The only other significant difference is with extra question 1: which software do you use in your research? This was a free-text question which redefined the term “wildly anarchic”. With such a variety of ways of describing the software people used, I’m actually surprised that such a small variation was found between the two analyses.
It’s difficult to clean messy data. This became apparent when I looked at the difference in number of responses that I deleted because they were inadequate (e.g. they were from a university not included in the survey). The old analysis was based on 417 responses, but the newly cleaned data excluded a further 26 responses. I believe that this is simply down to becoming a little battle-hardened when it comes to surveys. I’m far less forgiving of departures from the chosen path now that I’ve had years of experience of dealing with the consequences (and cleaning) of those departures. Importantly, the difference had no effect on the results.
I've still got the greatest enthusiasm and confidence in the mission
This has been a fascinating project. I’ve seen at first hand the horror of reproducing a very simple project - one that I planned and conducted only three years ago - and found it both difficult and time-consuming to repeat. It’s certainly shown the incredible value of things like good documentation. Even something as simple as listing the steps in the original analysis became invaluable when trying to fathom the logic in the original spreadsheet. On that front, I can conclusively say that whilst it’s not impossible to reconstruct the logic behind “40 columns of arcane transformations”, it is so, so much simpler to review a couple of lines of well-commented code.
Equally, I don't want to be drawn into Excel bashing. There's a reason why spreadsheets are so prevalent in research: they're accessible, quick and rather powerful. They're not reproducible, but we don't incentivise reproducibility so how can we expect researchers to care about it?
It's taken me three years to find the time to conduct this analysis, and eight months to learn how to use the tools. I conducted the majority of the work in my own time, because I couldn't justify spending work time on a project that doesn't win credit. I'm a senior representative of a national software organisation that cares deeply about reproducibility.
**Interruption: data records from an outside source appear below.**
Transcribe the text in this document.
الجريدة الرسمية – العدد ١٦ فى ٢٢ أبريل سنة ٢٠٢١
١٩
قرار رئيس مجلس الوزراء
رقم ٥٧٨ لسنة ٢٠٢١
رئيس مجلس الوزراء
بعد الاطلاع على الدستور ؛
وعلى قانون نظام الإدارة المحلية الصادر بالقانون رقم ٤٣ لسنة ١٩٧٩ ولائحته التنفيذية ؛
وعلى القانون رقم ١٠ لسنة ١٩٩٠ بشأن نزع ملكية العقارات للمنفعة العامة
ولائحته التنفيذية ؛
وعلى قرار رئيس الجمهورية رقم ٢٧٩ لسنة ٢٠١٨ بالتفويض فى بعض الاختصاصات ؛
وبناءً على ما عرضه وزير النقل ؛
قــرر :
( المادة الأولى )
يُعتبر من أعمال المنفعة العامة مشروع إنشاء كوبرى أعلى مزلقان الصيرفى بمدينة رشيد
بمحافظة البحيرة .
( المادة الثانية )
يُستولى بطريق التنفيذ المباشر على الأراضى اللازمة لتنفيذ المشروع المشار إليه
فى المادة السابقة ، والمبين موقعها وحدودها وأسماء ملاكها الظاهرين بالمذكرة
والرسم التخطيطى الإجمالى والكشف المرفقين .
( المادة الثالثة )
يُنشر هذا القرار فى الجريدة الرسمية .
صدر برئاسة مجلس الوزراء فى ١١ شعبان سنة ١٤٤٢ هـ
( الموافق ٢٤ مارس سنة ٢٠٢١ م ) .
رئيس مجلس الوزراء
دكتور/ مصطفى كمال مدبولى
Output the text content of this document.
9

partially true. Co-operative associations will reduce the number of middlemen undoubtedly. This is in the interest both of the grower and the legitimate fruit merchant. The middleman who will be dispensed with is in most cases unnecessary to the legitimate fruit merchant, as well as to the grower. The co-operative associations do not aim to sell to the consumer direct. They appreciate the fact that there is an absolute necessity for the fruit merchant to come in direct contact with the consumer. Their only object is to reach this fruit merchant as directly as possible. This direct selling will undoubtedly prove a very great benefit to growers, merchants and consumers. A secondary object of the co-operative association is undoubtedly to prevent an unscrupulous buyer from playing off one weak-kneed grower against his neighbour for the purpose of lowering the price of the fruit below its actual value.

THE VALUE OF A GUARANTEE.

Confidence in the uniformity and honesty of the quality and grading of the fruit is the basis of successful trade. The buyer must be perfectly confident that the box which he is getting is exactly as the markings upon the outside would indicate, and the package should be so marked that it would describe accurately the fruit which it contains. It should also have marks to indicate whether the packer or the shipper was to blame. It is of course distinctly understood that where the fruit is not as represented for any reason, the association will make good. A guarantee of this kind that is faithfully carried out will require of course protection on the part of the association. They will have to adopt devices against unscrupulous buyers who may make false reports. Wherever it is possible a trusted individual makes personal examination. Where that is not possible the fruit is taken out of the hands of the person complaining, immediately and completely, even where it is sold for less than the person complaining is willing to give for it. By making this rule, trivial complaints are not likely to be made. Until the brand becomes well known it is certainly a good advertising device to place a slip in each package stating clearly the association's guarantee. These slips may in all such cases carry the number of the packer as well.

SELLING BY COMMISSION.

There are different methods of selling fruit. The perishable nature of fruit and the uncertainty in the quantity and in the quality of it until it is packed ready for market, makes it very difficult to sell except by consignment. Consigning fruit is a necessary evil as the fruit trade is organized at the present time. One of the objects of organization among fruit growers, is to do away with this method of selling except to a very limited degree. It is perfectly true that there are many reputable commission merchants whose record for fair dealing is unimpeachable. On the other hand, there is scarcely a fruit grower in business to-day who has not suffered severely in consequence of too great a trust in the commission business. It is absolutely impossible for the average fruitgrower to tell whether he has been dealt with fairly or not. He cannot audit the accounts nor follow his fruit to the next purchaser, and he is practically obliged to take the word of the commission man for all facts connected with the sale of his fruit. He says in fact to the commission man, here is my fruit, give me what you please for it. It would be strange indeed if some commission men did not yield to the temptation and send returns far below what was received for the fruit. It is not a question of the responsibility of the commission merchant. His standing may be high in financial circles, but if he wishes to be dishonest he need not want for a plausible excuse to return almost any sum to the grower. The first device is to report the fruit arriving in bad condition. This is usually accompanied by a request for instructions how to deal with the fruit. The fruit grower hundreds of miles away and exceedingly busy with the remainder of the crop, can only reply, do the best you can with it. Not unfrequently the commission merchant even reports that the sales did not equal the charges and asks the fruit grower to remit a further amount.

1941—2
If I find it difficult to make the case for spending time on a project like this, imagine how impossible it must seem to a new postdoc working in a field where everyone uses spreadsheets. It is a brave person indeed who chooses to learn reproducible methods rather than just adopting the tool used by their colleagues. In other words, we are right to campaign for researchers to use reproducible methods, but we must do so whilst respecting the circumstances under which they work.
To finish, I would like to say a huge thank you to Lorena Barba for the tweet that convinced me to begin this odyssey, and I hope that this re-analysis has answered those original concerns.